1

Why is the "union" query below so much slower than the "subquery" one? Why isn't it using the unique key?

CREATE TABLE slow_union (
  primary_key TEXT PRIMARY KEY,
  unique_key TEXT UNIQUE
);
INSERT INTO slow_union (primary_key, unique_key)
SELECT generate_series::text, generate_series::TEXT FROM generate_series(1,999999);

-- slow, unions don't use the other key
SELECT * FROM slow_union s INNER JOIN
(
 SELECT 'first', primary_key, unique_key FROM slow_union
 UNION
 SELECT 'second', primary_key, unique_key FROM slow_union
) AS unions
USING (primary_key)
WHERE s.unique_key = '1';

-- fast, subqueries do use the other key
SELECT * FROM 
(SELECT 'first', primary_key, unique_key FROM slow_union) AS s1
INNER JOIN
(SELECT 'second', primary_key, unique_key FROM slow_union) AS s2
USING (primary_key)
WHERE s1.unique_key = '1';

Note that you can swap the references to primary_key and unique_key and the performance remains the same (USING unique_key, WHERE primary_key).
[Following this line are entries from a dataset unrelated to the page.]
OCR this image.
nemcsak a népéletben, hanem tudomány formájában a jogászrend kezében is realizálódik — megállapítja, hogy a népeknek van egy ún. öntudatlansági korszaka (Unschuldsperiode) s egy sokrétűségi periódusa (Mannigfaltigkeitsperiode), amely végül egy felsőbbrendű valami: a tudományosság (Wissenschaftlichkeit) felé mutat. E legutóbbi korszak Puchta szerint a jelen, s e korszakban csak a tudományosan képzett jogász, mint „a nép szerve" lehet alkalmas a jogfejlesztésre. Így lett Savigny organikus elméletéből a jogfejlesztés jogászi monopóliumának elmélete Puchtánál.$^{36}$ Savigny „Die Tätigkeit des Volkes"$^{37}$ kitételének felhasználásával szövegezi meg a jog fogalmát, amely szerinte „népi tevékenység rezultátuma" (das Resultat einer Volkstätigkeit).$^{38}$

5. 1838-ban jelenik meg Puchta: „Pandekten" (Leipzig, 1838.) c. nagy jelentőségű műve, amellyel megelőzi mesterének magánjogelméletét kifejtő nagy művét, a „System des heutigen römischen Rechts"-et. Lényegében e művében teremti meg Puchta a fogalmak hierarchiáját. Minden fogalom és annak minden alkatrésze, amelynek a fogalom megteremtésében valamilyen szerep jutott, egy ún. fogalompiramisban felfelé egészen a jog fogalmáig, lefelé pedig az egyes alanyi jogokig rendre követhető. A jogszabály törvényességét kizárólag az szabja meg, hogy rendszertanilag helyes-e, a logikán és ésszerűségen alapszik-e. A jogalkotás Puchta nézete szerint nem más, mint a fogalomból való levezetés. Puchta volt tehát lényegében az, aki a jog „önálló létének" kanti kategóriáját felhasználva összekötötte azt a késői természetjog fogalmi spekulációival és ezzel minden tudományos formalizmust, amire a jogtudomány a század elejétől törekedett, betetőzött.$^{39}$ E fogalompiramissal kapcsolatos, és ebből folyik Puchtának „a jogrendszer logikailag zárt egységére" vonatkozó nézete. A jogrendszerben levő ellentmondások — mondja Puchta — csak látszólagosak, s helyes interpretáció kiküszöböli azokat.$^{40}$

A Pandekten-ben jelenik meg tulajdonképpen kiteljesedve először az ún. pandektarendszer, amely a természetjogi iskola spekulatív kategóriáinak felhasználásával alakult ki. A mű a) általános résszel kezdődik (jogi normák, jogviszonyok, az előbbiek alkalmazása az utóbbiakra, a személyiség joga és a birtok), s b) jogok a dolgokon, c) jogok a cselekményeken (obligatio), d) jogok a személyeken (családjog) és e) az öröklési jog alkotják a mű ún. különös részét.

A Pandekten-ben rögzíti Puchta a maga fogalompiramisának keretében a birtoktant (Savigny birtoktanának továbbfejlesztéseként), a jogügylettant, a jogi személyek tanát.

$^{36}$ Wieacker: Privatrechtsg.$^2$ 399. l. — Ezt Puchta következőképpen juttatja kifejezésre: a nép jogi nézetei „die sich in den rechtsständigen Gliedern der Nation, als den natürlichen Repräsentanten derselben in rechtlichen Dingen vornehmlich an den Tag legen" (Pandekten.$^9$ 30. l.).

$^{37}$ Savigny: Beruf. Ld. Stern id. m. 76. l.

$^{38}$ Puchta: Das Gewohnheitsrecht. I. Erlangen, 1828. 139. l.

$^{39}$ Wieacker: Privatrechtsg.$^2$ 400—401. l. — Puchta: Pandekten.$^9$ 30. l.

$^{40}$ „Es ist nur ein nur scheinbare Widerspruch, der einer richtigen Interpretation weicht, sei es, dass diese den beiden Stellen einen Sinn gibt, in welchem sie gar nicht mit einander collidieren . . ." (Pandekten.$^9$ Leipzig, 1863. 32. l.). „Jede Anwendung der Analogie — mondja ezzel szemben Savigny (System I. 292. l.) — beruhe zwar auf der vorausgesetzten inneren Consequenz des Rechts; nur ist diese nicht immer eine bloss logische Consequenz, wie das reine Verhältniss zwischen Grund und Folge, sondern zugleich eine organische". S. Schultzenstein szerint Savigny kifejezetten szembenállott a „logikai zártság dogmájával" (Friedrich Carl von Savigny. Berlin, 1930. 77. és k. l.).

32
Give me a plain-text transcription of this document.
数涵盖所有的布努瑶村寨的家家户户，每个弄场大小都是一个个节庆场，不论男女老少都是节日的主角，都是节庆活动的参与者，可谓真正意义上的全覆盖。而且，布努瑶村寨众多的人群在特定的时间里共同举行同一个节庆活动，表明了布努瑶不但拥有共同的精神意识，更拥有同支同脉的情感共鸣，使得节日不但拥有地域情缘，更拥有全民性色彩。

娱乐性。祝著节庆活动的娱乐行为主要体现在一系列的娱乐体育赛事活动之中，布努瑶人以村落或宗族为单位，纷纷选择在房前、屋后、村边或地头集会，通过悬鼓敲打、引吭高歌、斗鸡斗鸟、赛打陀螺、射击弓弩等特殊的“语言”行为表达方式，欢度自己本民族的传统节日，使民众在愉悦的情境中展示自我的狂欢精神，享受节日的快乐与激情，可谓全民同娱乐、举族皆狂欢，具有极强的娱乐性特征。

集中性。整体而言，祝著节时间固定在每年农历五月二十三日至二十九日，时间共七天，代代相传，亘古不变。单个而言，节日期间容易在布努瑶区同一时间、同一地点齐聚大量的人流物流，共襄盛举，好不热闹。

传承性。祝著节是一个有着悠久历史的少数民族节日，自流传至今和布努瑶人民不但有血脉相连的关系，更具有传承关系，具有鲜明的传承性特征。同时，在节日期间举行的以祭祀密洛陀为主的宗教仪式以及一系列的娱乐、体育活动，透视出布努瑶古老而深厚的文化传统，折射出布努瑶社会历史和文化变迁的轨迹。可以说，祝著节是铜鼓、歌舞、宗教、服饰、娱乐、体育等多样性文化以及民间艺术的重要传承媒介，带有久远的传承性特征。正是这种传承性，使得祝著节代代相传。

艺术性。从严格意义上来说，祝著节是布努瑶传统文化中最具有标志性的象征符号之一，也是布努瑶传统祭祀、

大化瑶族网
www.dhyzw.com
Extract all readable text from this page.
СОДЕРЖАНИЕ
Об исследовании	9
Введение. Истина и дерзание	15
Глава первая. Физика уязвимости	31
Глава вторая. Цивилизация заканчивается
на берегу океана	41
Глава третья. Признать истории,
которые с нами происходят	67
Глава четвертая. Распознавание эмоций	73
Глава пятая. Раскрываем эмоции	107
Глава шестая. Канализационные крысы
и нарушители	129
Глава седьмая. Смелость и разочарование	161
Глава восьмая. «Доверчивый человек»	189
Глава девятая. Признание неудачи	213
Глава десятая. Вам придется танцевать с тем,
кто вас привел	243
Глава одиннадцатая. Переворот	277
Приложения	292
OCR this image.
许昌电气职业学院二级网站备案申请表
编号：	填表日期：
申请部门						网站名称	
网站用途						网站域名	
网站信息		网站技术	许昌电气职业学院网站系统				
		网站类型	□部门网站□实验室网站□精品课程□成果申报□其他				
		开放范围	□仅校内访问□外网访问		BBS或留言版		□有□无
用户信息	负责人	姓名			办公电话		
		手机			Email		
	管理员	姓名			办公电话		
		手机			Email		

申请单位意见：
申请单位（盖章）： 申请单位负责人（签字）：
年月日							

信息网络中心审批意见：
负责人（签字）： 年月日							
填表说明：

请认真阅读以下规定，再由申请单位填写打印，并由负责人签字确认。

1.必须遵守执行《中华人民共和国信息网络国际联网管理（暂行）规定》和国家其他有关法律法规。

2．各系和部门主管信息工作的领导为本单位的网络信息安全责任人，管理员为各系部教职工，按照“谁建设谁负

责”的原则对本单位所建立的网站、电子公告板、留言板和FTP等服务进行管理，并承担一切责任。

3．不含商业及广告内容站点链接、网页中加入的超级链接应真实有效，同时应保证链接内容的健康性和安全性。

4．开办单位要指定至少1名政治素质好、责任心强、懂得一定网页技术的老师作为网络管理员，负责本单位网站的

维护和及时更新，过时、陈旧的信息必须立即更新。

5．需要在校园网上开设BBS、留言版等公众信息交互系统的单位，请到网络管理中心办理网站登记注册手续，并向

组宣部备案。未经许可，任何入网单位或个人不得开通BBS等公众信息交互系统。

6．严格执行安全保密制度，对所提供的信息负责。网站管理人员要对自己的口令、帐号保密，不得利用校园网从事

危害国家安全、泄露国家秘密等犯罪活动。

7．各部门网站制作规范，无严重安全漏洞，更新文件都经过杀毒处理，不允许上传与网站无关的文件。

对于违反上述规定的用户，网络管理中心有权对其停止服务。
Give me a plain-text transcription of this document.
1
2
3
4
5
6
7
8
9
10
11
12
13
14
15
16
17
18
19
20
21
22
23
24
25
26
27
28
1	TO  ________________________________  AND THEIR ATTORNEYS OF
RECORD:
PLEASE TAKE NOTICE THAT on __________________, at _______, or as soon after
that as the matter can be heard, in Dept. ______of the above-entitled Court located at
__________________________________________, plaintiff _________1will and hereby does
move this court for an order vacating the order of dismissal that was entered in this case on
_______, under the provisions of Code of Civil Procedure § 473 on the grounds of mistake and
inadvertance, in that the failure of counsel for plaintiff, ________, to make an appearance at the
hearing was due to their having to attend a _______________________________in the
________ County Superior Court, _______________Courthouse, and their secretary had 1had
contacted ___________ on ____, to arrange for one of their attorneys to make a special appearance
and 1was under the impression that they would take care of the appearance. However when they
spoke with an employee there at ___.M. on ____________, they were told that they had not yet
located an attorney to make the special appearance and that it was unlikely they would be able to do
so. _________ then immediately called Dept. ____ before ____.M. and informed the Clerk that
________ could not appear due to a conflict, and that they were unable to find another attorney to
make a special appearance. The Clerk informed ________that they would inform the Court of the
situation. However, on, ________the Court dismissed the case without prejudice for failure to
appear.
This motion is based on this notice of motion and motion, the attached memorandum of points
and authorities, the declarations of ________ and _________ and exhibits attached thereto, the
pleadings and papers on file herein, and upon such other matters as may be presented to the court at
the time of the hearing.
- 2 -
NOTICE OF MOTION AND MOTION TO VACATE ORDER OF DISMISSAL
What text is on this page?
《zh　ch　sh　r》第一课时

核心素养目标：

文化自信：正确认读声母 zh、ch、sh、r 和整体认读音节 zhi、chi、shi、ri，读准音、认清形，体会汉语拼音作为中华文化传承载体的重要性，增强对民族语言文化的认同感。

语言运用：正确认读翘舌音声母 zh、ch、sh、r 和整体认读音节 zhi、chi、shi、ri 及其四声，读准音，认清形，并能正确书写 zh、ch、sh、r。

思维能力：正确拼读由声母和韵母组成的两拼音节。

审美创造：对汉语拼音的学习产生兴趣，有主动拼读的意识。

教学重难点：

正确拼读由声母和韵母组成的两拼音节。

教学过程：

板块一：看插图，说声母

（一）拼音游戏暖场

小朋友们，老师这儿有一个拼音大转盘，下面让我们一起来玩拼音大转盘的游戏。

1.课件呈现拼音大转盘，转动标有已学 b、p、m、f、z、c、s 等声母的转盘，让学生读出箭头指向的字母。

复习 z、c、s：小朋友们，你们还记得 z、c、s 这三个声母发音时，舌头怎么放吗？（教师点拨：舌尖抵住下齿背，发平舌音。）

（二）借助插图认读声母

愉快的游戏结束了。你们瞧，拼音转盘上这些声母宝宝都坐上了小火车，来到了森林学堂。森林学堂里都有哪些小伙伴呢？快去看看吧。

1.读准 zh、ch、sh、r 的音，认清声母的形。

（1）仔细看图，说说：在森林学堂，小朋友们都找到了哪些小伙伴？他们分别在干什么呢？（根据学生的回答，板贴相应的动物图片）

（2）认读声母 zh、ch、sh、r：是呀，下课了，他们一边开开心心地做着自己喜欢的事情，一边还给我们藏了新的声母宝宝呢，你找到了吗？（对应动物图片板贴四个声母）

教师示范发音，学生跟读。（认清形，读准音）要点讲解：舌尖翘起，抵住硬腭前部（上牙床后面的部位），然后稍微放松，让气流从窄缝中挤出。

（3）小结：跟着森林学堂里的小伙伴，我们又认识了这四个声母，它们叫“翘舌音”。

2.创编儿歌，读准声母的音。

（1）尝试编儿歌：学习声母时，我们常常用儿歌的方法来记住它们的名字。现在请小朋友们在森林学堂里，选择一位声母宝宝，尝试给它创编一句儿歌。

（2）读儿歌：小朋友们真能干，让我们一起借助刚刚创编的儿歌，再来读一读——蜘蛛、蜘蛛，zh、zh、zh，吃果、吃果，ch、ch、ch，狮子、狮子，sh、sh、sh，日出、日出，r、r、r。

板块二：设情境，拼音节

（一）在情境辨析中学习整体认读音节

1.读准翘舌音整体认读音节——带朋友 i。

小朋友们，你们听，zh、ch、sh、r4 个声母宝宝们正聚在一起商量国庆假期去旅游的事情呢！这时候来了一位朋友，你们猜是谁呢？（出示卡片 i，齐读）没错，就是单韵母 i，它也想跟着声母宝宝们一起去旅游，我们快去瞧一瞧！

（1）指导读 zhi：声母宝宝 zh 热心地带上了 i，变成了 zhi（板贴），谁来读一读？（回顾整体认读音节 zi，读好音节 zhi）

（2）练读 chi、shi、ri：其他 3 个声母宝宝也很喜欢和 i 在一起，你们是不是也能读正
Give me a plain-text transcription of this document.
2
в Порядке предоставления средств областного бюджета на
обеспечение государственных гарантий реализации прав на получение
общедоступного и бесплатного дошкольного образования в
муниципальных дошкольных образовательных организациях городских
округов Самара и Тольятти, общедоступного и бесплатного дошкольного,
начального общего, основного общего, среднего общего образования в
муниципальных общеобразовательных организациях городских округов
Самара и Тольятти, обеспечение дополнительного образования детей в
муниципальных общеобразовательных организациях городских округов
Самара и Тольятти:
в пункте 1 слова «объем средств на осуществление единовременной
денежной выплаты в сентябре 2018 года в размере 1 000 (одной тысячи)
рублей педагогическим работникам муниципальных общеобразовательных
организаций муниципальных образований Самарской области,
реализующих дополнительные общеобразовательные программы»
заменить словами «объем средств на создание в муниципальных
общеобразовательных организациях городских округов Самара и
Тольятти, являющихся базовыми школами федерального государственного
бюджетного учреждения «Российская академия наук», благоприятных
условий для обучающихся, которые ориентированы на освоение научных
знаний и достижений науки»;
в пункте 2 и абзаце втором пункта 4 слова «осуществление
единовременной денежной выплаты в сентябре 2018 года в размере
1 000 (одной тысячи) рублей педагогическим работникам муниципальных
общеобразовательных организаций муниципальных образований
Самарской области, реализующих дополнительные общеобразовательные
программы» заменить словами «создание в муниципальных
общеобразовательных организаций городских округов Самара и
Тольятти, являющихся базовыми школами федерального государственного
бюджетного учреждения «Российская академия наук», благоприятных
If you change the USING clause to USING (primary_key, unique_key) it does use the unique key. This matters for view design where the USING statement is inside the view and the WHERE is outside - is it better practice to always USING all the key fields when joining on the results of a UNION?

  • 1
    You should at least use `UNION ALL`. But I don't think a condition on the primary key will ever be pushed into a union –  Feb 14 '22 at 19:38
  • @a_horse_with_no_name `UNION ALL` worked. If you move this to an answer I'll marked it answered. – MichaelMitchell Feb 14 '22 at 20:44

0 Answers0